Test and Trace staff told to use personal email accounts to share information

Already under fire for its multi-billion pound cost, the government's Test and Trace programme may also have breached GDPR

Sitel employees working on the government's Test and Trace programme were instructed to use personal email addresses to share case details with managers.

Despite concerns being raised around GDPR - of which this almost certainly constitues a breach - an internal message, seen by PoliticsHome, told staff to use their own email accounts to handle citizens' health data.

A former staff member, Sarah Wilkie, reported the practice to the Information Commissioner's Office, saying she was "horrified."
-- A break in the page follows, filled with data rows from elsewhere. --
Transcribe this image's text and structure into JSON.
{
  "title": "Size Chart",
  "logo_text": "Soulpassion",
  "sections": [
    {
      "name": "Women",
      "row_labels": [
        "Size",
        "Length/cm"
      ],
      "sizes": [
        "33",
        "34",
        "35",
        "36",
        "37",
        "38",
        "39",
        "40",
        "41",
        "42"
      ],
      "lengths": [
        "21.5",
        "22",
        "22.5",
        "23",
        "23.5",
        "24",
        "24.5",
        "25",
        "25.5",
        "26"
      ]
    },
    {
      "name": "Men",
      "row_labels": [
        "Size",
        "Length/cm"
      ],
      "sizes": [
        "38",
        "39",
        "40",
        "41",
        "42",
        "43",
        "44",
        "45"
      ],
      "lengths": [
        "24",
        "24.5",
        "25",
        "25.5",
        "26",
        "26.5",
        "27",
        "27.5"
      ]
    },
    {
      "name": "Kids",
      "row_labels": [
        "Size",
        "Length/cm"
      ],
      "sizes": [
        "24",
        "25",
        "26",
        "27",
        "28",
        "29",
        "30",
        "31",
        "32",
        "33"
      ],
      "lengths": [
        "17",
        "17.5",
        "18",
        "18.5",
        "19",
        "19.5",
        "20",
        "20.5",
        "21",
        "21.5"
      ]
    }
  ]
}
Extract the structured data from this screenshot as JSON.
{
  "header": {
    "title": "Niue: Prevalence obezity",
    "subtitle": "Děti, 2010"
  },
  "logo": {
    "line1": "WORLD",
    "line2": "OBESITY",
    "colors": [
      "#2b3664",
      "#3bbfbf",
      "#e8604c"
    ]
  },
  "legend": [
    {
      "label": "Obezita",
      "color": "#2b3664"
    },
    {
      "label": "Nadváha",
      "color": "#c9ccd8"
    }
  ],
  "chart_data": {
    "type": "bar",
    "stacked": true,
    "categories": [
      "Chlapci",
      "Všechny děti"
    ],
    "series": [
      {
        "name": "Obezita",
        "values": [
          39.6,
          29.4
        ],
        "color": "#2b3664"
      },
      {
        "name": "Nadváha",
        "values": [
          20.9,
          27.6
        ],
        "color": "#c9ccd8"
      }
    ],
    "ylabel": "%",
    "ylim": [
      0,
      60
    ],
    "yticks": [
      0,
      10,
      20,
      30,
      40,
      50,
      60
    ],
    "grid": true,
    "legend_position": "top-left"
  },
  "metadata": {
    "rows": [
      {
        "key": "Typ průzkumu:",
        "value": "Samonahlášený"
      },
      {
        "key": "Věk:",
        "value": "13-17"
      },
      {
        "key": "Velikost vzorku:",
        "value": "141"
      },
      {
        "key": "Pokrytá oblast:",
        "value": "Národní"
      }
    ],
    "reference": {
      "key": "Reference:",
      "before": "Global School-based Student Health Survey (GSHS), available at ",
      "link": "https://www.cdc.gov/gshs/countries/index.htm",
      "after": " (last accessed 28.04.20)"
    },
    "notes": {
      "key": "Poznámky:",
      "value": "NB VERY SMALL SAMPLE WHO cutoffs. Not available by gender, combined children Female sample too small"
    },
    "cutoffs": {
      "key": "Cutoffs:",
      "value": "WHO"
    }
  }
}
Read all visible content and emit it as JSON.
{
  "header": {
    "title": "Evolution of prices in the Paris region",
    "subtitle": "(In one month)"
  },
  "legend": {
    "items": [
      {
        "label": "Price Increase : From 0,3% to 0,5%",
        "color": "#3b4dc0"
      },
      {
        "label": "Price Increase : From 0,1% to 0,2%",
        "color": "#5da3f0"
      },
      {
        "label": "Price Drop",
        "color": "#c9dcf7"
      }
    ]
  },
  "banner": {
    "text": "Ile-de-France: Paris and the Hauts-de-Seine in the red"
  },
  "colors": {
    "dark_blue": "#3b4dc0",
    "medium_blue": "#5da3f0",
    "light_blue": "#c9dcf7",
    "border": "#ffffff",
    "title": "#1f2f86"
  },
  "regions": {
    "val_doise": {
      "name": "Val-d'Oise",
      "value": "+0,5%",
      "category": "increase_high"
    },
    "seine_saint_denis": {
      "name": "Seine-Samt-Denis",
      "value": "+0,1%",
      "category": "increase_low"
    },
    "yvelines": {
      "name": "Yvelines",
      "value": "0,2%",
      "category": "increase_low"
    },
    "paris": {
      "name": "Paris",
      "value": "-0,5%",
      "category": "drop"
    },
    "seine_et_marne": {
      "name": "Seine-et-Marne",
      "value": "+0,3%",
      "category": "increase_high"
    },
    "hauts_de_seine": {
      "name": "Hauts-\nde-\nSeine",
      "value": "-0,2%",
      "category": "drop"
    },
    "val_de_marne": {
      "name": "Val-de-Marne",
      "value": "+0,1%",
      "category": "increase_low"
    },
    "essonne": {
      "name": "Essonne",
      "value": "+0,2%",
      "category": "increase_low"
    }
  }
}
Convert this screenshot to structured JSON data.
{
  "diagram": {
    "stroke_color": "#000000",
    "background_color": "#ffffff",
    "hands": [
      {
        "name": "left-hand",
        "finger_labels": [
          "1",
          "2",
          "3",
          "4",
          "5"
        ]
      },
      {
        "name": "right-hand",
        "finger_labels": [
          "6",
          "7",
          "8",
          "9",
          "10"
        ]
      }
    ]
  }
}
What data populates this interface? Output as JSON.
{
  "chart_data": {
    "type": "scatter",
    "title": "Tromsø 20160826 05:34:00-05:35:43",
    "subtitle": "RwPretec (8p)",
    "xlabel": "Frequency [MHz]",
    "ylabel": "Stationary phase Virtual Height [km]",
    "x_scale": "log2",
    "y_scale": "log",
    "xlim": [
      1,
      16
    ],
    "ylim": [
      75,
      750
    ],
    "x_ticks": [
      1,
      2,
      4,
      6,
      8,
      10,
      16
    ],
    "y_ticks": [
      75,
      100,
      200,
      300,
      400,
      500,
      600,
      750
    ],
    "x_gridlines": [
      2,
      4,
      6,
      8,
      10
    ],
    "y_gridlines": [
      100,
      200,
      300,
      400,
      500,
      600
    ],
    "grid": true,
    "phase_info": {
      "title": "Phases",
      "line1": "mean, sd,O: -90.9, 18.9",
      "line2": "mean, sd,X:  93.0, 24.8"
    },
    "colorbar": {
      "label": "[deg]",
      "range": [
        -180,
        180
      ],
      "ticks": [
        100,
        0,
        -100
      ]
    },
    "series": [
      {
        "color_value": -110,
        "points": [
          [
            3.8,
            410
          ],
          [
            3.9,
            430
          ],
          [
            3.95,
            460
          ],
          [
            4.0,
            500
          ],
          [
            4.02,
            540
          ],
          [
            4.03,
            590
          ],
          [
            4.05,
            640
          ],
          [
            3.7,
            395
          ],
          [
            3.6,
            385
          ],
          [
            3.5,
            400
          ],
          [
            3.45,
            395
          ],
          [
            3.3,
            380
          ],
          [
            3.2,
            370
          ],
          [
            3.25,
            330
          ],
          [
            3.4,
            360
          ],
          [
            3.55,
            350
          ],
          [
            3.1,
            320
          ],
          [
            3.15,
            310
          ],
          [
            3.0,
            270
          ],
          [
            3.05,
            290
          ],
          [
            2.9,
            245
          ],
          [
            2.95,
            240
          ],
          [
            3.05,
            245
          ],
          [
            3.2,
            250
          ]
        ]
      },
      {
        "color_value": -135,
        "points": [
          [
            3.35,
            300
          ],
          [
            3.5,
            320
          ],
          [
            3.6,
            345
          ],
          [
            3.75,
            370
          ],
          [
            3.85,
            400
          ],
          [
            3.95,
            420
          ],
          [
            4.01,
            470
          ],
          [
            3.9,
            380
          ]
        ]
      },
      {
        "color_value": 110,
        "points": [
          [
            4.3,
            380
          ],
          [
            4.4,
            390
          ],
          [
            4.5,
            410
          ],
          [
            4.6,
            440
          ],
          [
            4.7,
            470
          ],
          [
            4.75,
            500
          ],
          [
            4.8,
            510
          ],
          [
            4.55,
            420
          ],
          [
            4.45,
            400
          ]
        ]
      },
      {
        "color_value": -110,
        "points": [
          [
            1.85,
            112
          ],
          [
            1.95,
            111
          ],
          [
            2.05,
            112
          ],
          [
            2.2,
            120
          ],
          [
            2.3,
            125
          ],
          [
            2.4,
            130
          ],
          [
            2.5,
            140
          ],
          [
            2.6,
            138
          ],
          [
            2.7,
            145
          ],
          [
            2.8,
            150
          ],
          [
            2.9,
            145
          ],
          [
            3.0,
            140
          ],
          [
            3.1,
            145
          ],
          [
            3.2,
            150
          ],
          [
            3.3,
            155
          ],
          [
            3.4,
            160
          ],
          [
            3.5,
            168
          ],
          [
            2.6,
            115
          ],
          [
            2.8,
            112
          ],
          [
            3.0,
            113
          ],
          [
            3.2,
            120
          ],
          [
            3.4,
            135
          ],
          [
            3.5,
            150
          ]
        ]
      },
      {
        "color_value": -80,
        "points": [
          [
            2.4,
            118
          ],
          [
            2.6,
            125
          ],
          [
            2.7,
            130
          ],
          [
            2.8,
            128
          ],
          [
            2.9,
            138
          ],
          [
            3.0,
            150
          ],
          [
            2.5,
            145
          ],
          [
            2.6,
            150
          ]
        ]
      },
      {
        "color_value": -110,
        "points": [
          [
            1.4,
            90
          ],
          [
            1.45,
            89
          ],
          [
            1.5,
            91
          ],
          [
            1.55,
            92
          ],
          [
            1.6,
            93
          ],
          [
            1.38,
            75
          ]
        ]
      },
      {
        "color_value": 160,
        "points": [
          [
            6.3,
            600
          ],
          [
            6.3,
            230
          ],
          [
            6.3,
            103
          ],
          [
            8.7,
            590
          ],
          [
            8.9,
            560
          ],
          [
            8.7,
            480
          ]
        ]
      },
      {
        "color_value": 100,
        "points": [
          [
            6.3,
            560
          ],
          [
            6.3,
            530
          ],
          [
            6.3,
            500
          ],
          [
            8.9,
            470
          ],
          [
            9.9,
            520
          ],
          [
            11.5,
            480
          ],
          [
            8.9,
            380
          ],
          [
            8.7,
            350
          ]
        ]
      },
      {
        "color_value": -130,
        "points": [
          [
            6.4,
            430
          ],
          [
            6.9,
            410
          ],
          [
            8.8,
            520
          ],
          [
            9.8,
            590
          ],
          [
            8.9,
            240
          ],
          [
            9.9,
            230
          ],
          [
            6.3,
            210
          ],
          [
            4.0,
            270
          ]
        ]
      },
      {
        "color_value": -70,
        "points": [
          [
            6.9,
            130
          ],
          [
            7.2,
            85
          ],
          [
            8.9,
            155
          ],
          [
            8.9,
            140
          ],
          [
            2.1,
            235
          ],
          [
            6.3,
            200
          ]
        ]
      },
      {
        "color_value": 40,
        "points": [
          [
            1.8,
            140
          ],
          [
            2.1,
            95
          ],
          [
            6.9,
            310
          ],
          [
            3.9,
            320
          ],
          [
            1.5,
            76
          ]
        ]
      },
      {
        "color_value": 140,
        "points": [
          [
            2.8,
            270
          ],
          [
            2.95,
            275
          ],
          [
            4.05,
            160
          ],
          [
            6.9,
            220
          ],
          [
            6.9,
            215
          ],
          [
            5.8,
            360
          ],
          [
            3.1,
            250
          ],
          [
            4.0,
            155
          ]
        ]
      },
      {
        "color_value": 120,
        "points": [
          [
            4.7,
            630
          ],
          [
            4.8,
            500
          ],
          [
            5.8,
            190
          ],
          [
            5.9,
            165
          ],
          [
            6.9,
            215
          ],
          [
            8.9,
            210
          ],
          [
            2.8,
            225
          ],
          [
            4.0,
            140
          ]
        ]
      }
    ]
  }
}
She told PoliticsHome she was "shocked that we were not just allowed to, we were actually instructed to use third-party email addresses, private email addresses."

In January, Wilkie's manager told call handlers to use personal email accounts to send them case information for review, due to restrictions in Sitel's internal systems.

The outsourcing giant apparently only allows junior staff members - such as contact tracers - to email their direct line manager, leading to issues where they were unable to communicate with temporary managers.

Wilkie's manager appears not to have realised the legal implications of the differences between correspondence and health data. When she raised the issue of the GDPR, the manager told her they emailed personal agents "every day".

Later in the discussion they told Wilkie that agents had signed non-disclosure agreements and she should "take it up with the tech department" if she had an issue.

They added, "Given the agents cannot (private message) me and cannot [internal] mail me, I have no other option, unless with your extensive knowledge you have another way the agents can send case numbers for me to deal with."

After brushing off Wilkie's concerns, the manager added, "Please concentrate and worry about cases. This kind of chat could insight [sic] a problem in the chat room."

Wilkie said she was upset but that the manager was not to blame. Instead, she pointed to a lack of training and overly restrictive internal systems - neither of which were changed, even after raising the issue with a senior manager.

Wilkie reported the issue in February, after she left Sitel as Test and Trace is being scaled down. The ICO says it is 'looking into the details'.

A Sitel spokesperson said, "We are currently investigating the suggestion that certain team members have used personal email accounts in the course of their work.

"This is something we take very seriously and multiple controls are in place to prevent this from happening. Any actions taken by team members that are not in compliance with our controls will be addressed through the appropriate channels and consistent with our internal policies."